About three years and six jobs later, I found Year Up. Not through an ad, but at the café where I worked. A customer my age worked in the IT department for a company named Pegasystems. He had interned at the company through Year Up and they decided to hire him. He told me how Year Up paid him a stipend while he learned new skills. “Why didn’t I hear about this program five years ago?” I decided to apply. Living with my grandparents, working a low-income job, in debt and without a degree – I had to do something.
At Year Up, I was matched with an awesome advisor and the best mentor a man could have. I won three awards – two for leadership and one for overall excellence. The technical and professional skills I gained at Year Up set me up for an internship as a Junior Business Analyst at Cubist Pharmaceuticals. I thought I wanted to own a car shop. I never realized I’d be great in IT. I felt, for the first time in my life, that I had chosen the right path.
After graduating from Year Up, I moved to Orlando and started a job providing help desk support at ConvergEx.
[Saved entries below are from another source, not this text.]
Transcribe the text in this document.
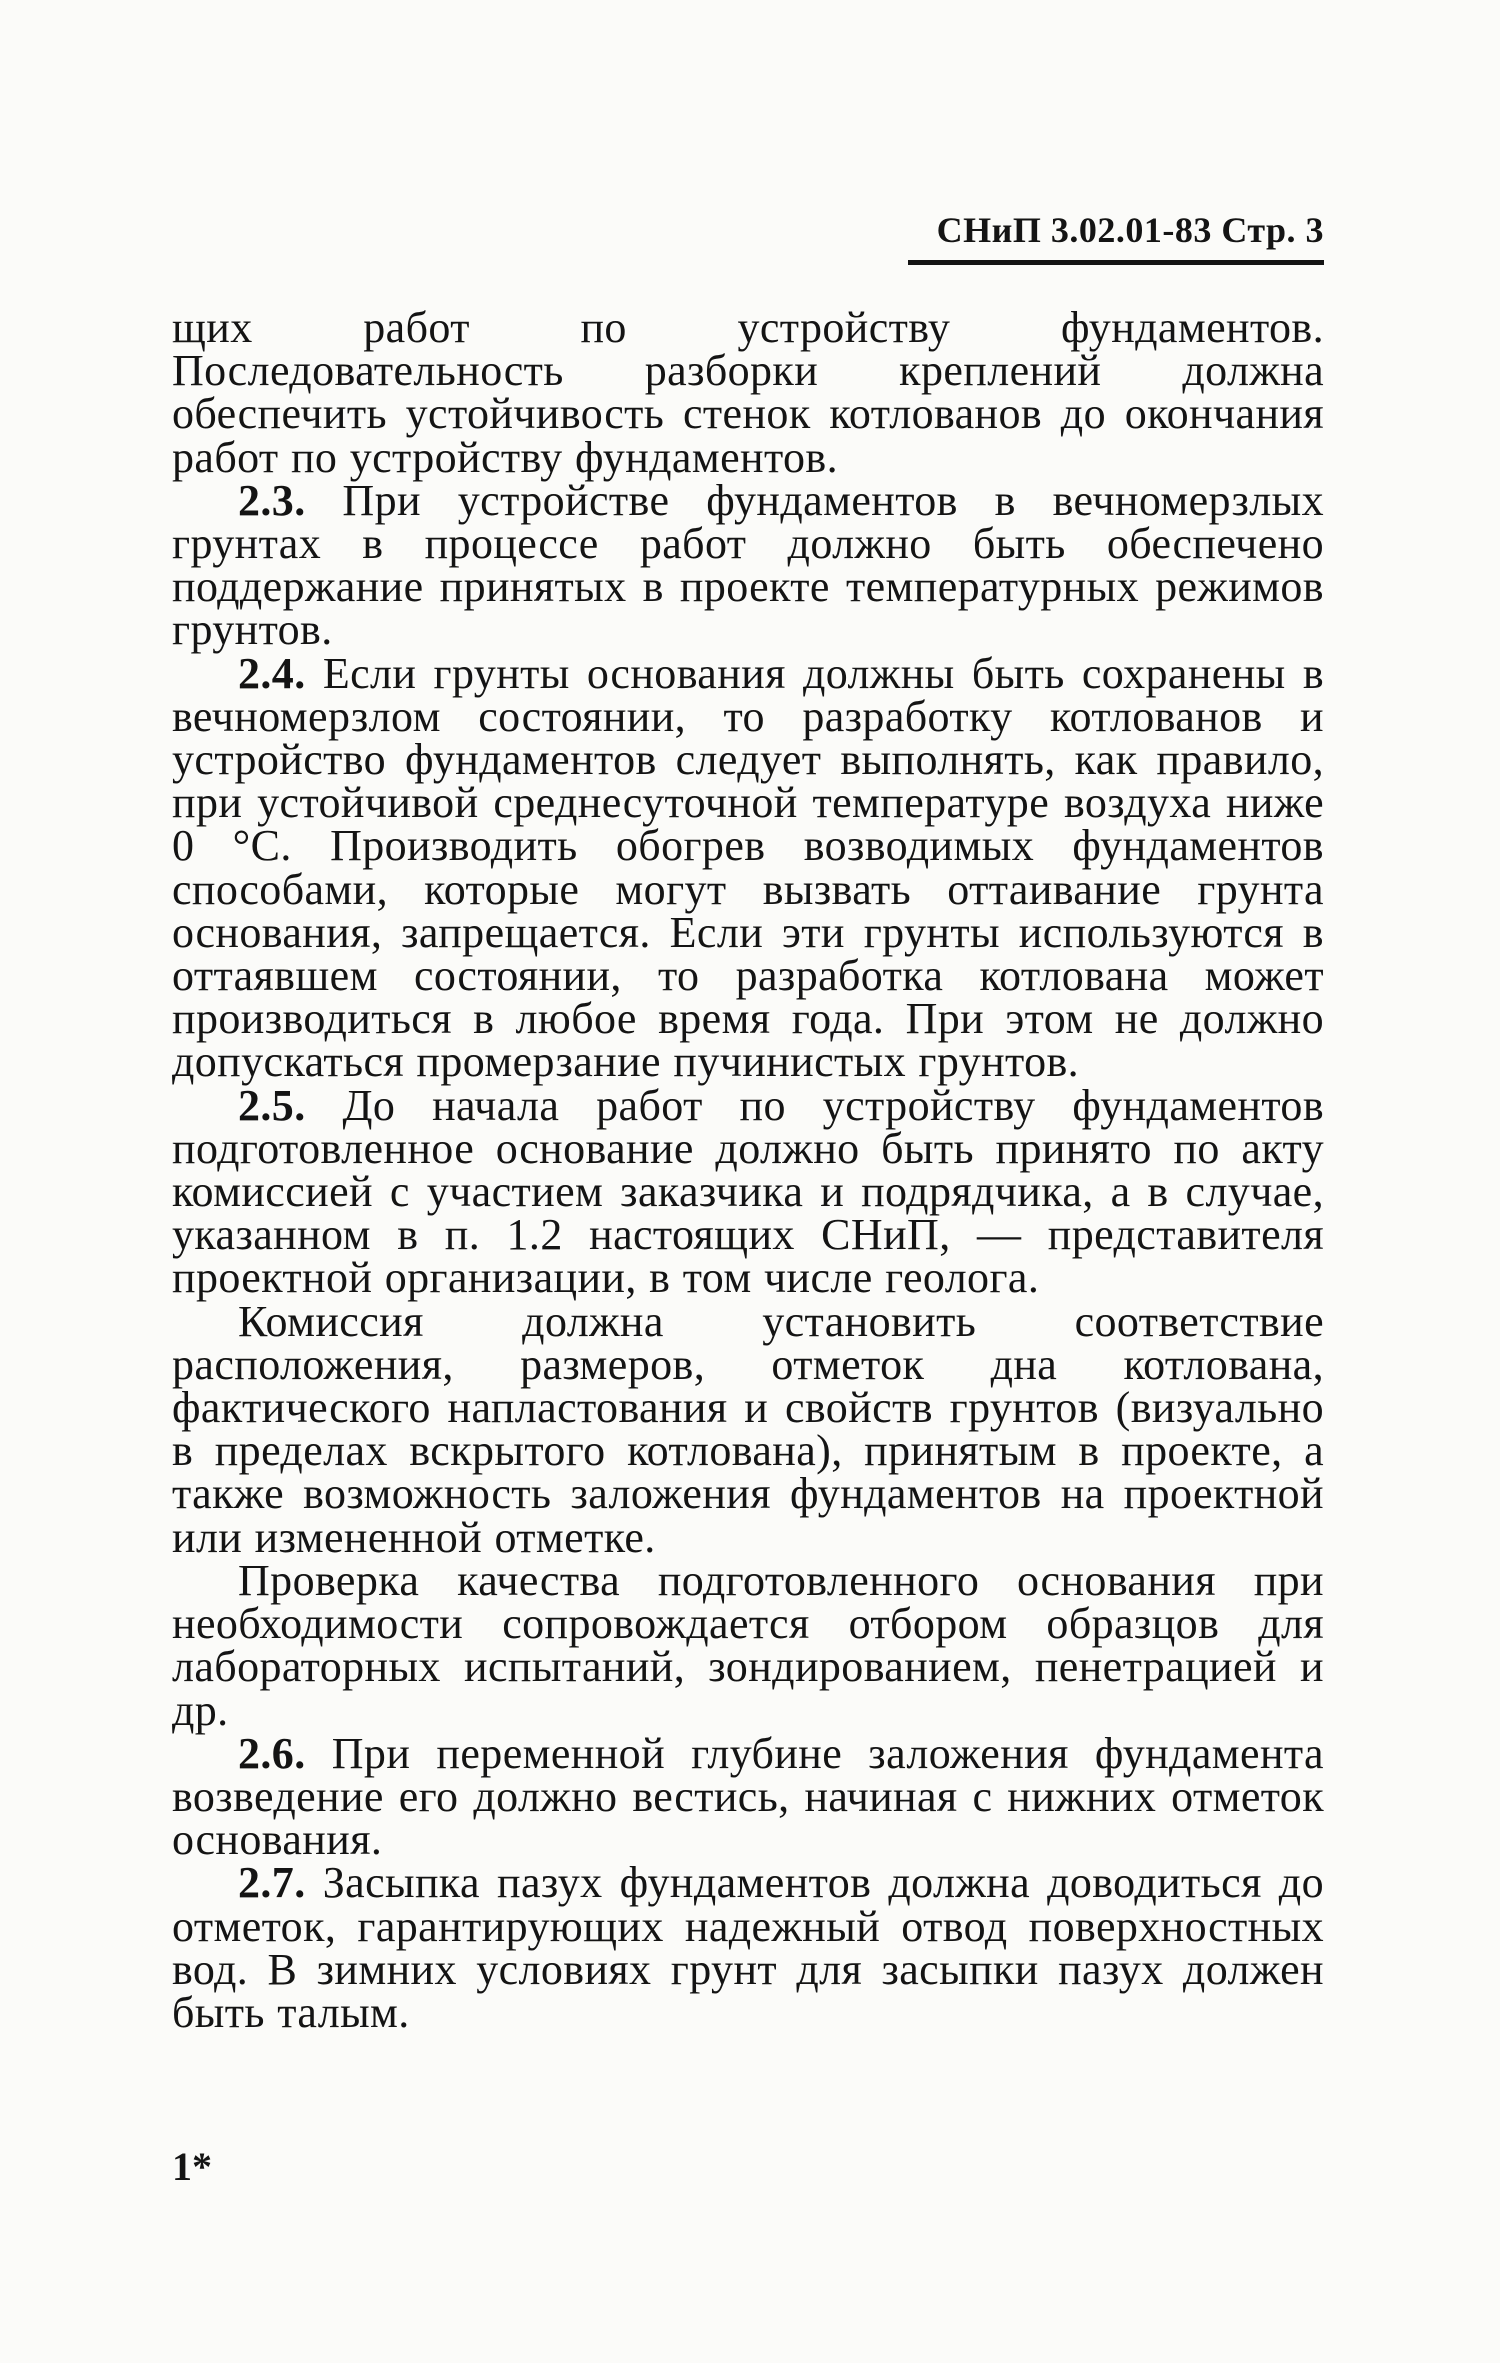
СНиП 3.02.01-83 Стр. 3

щих работ по устройству фундаментов. Последовательность разборки креплений должна обеспечить устойчивость стенок котлованов до окончания работ по устройству фундаментов.

2.3. При устройстве фундаментов в вечномерзлых грунтах в процессе работ должно быть обеспечено поддержание принятых в проекте температурных режимов грунтов.

2.4. Если грунты основания должны быть сохранены в вечномерзлом состоянии, то разработку котлованов и устройство фундаментов следует выполнять, как правило, при устойчивой среднесуточной температуре воздуха ниже 0 °С. Производить обогрев возводимых фундаментов способами, которые могут вызвать оттаивание грунта основания, запрещается. Если эти грунты используются в оттаявшем состоянии, то разработка котлована может производиться в любое время года. При этом не должно допускаться промерзание пучинистых грунтов.

2.5. До начала работ по устройству фундаментов подготовленное основание должно быть принято по акту комиссией с участием заказчика и подрядчика, а в случае, указанном в п. 1.2 настоящих СНиП, — представителя проектной организации, в том числе геолога.

Комиссия должна установить соответствие расположения, размеров, отметок дна котлована, фактического напластования и свойств грунтов (визуально в пределах вскрытого котлована), принятым в проекте, а также возможность заложения фундаментов на проектной или измененной отметке.

Проверка качества подготовленного основания при необходимости сопровождается отбором образцов для лабораторных испытаний, зондированием, пенетрацией и др.

2.6. При переменной глубине заложения фундамента возведение его должно вестись, начиная с нижних отметок основания.

2.7. Засыпка пазух фундаментов должна доводиться до отметок, гарантирующих надежный отвод поверхностных вод. В зимних условиях грунт для засыпки пазух должен быть талым.

1*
I was put on their number one account, NetApp, and worked hard to excel every day. My mentor at ConvergEx eventually left the company to work for NetApp, and reached out to me months later to join their team. I now work with the sales team as a Professional Service Engineer to help maximize their efficiency, specifically with storage and disaster recovery. I have been promoted eight times in eight months and travel around the country to work with organizations like the FAA and NSA. I think it’s pretty cool that I started as a Level 1 IT guy, and now I’m here.
Programs like Year Up are important because many of my peers want to do better, but don’t think they are good enough. Now I know that awareness is key, and success is a collective effort. It all comes down to opportunity. Not just getting one, but taking it.